As soon as my class of second graders came together after the December 14th killings at Sandy Hook Elementary School – many children wanted to talk about it. It wasn’t easy. We talk about the news almost every day. I often do a little review of the news from the paper or news stories I have just heard on NPR on my way to school. The debates and elections were huge for us. We learn so much about how the world works through current events.
Of course there are news items that young ones won’t understand. There are stories I won’t bring up. For obvious reasons. But as soon as we sat down to share News and Journals the kids wanted to talk about Sandy Hook. Of course they did. How could they not be concerned? Since talking about what is happening in the world is what we do, it was as natural as anything to share their feelings.
Their biggest question was, “Why?” And, of course there was no clear answer for that. And, at my insistence, we directed our attention away from the weapons and the shooter. We talked about the children and teachers, the survivors, the sadness, and how hard it would be to get past this. We talked about the bravery of the children and adults in the school.
I am no expert in child psychology. When big tragedies come up I do not know exactly what is the best way to handle it. My first response to our children was – we are safe. Nothing like that will happen to us. I limited our talk to a fairly short time and no one had to say anything if they didn’t want to. I encouraged them to talk to their parents if they wanted and to just remember how lucky we are to have parents and other adults who love us and protect us.
On our first day back from Winter Break, we wrote letters. I told everyone that I wasn’t sure who would open our package – if anyone at all. They didn’t mind. It was doing something that seemed important. When I asked the kids what we could write about, the suggestions were brilliant and sweet and sincere and touching.
I am not sure who to send them to, and maybe it doesn’t really matter. I will mail them.
Sandy Hook Elementary School
Our package is a message in a bottle. And if no one ever reads them, that’s OK. The hour or so that my young friends spent writing and drawing may have been one of the most important things we will do in the two years we’ll be together.

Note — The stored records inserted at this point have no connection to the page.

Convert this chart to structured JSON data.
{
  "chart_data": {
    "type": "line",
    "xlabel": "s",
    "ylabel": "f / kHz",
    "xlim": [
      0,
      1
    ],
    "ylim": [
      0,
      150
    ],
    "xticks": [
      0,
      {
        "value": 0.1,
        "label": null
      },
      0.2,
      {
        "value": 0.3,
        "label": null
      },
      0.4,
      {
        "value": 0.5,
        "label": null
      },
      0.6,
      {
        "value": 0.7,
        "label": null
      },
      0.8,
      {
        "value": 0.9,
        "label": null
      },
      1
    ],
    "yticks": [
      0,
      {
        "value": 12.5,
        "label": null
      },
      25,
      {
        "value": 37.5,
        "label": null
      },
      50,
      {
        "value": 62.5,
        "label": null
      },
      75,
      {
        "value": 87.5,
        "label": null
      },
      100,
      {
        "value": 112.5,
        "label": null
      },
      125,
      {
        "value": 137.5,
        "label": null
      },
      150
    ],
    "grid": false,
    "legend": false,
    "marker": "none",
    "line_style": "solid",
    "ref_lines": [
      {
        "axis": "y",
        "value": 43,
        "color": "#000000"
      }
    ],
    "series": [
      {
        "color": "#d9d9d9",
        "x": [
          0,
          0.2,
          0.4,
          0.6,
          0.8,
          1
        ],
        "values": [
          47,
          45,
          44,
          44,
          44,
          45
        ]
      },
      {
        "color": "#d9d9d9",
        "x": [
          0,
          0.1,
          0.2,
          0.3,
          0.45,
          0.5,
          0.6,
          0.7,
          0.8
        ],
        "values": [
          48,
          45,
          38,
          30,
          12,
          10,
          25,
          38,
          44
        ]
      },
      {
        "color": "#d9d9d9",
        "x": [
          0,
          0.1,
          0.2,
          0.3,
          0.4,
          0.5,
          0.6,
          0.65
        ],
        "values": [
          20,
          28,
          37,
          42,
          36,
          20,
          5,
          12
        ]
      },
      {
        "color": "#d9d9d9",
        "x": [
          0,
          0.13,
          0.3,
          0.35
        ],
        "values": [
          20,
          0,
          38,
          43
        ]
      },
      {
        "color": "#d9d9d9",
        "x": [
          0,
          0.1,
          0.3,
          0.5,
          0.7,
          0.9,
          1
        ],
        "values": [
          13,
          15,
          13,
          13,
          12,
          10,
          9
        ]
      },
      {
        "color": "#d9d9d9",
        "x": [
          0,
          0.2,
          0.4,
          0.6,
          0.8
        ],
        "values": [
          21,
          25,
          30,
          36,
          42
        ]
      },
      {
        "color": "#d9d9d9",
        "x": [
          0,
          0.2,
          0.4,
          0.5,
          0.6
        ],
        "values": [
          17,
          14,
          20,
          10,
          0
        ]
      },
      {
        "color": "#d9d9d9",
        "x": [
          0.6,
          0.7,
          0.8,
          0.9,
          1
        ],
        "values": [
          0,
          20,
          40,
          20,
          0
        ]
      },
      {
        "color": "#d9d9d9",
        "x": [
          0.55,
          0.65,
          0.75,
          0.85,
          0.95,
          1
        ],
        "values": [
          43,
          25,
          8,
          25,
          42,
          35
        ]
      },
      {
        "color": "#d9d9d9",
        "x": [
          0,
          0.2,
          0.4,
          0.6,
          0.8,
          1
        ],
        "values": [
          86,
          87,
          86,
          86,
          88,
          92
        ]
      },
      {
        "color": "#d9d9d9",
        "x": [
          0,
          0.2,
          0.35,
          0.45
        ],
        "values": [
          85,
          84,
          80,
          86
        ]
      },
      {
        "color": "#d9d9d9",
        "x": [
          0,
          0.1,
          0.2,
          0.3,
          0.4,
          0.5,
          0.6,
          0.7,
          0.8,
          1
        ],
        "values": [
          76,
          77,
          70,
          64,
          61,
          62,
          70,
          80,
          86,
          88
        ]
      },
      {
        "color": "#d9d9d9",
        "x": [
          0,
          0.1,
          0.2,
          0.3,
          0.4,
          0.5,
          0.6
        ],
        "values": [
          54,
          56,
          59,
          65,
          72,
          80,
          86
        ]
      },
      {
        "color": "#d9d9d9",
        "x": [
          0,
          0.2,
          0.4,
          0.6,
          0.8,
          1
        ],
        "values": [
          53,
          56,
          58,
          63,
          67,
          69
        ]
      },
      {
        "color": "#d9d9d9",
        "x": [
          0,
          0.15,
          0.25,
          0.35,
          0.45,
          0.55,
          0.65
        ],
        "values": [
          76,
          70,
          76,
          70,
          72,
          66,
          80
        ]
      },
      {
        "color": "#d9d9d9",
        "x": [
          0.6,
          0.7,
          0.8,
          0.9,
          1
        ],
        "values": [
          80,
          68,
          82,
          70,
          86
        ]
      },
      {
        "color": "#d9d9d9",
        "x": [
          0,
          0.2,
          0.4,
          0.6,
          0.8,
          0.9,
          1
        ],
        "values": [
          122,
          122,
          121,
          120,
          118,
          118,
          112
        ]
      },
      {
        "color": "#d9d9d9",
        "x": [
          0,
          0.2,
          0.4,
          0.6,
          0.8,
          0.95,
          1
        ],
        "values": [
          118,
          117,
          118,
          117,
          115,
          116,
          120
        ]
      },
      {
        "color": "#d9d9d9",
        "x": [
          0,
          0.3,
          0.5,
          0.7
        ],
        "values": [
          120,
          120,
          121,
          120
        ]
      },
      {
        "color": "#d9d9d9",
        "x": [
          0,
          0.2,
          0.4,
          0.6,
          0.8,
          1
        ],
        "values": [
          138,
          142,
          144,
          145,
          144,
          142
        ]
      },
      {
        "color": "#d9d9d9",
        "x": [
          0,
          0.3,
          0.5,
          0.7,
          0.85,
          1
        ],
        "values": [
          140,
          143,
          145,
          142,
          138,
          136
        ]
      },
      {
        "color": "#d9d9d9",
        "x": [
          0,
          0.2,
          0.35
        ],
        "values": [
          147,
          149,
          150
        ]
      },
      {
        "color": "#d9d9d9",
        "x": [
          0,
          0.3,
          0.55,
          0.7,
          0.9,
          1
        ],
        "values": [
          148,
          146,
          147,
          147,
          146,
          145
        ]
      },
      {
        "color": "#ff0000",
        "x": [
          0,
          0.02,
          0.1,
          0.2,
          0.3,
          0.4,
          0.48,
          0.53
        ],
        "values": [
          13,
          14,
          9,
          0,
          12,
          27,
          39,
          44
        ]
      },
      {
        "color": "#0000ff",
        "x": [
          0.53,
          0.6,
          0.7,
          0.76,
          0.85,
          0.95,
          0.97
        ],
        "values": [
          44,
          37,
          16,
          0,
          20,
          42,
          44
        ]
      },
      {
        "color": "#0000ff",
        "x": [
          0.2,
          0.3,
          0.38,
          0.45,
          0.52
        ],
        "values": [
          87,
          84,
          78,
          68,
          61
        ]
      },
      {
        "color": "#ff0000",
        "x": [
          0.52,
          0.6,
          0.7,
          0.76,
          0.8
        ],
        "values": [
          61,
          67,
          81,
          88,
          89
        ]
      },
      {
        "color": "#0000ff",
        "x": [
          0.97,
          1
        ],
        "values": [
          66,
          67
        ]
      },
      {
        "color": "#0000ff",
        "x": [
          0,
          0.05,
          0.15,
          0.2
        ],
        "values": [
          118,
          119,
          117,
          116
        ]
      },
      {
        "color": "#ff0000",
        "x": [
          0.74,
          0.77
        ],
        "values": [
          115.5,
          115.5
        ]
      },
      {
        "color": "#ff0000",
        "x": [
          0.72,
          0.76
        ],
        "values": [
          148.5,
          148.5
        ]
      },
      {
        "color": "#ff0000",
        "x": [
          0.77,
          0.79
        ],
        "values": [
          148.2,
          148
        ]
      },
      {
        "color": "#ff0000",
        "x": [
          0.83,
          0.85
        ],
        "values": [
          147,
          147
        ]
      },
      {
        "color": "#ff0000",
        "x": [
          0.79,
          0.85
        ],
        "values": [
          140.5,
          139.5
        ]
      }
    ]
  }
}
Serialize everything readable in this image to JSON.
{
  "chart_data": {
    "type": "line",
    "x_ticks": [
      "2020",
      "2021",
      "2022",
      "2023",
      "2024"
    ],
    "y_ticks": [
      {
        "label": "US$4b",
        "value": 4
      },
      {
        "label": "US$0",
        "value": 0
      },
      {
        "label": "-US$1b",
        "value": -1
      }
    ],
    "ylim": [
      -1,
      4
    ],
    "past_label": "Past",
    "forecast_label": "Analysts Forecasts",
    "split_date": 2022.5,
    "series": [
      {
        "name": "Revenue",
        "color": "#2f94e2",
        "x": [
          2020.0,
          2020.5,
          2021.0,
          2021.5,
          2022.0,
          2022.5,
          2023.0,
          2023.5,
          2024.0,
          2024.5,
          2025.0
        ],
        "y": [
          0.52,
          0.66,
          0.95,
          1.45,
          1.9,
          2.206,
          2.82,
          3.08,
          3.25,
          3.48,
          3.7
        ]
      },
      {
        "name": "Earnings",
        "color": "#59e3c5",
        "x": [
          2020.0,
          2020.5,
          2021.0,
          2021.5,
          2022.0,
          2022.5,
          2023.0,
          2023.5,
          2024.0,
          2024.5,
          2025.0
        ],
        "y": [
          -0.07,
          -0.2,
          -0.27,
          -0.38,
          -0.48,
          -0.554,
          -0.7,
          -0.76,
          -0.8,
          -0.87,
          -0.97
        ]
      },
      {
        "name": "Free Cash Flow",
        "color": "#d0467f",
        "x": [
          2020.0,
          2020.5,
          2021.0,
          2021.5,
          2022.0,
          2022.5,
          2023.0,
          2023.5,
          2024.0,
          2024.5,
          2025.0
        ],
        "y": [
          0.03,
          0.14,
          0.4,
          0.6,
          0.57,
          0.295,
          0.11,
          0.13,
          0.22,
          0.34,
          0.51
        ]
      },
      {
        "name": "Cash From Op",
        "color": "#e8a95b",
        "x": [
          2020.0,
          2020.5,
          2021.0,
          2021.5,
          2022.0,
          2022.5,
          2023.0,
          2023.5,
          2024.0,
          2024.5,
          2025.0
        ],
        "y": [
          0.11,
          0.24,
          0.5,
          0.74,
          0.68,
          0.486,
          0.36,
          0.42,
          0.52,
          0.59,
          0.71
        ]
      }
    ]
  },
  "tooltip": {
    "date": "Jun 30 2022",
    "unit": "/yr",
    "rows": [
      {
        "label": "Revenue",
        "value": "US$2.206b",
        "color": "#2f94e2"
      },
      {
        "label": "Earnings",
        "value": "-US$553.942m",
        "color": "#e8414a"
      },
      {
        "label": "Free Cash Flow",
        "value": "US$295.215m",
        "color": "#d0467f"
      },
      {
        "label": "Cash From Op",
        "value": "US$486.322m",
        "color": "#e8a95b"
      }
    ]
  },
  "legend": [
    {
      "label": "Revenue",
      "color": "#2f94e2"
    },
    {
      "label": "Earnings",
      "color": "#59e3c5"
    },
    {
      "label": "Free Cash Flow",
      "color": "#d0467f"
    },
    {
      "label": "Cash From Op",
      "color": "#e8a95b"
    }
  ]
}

…Dear the person who is reading this note…I don’t know whose hands this will be given to… I love my friends… Dear Kids… Dear Anyone… Dear People in Connecticut… Dear Someone… Dear Guys… To the tragic school friends, families, loved ones… I am not sure who I am writing to…
I feel bad for your friends or teachers… I know you will find new friends… I feel really bad for you and hope that you will be happy… I will always remember you. Please make new friends. You can do it… I always want you to know that you are in my heart… I am so glad that you guys are safe. What matters to me the most is that you are safe and unharmed… You should grow up to be good, nice and be loved… You are safe in a new school and you have a new sweet teacher… I would have tried to save you if I was there… Give support to your friends and look out for others… I know that you were scared and brave and you are cool kids… I know that I can’t bring your friends back but I can give you hope… I know your friends are in God’s hands. I know that you are well protected… If I could bring your friends back to life I would… When I heard your friends were killed I almost burst out crying… Sit by some friends and comfort them… Even though I don’t know you – I still love you… Whenever I think about you guys there is sadness in my heart. I love you guys.
One of the kids asked, before we sat down to write, if she could sign her letter with the word love. “How can you love someone you’ve never met?” asked one. “Well I love them, answered a little boy instantly. Almost all of the letters that grew out of our conversation were signed with the most powerful word there is.
It’s easy to feel hopeless after a tragedy like this; a tragedy which could have been avoided or lessened but for the foolishness of grownups. But as I looked around our classroom and saw those 22 beautiful faces, 22 earnest, sincere, caring children trying to make someone feel better with their words – it gave me hope.
A long time from now, when the folks of Newtown can look back on the memories of their loved ones and smile, when their images bring only happiness - then love will conquer the hate and sickness that brought so much sadness to their little community.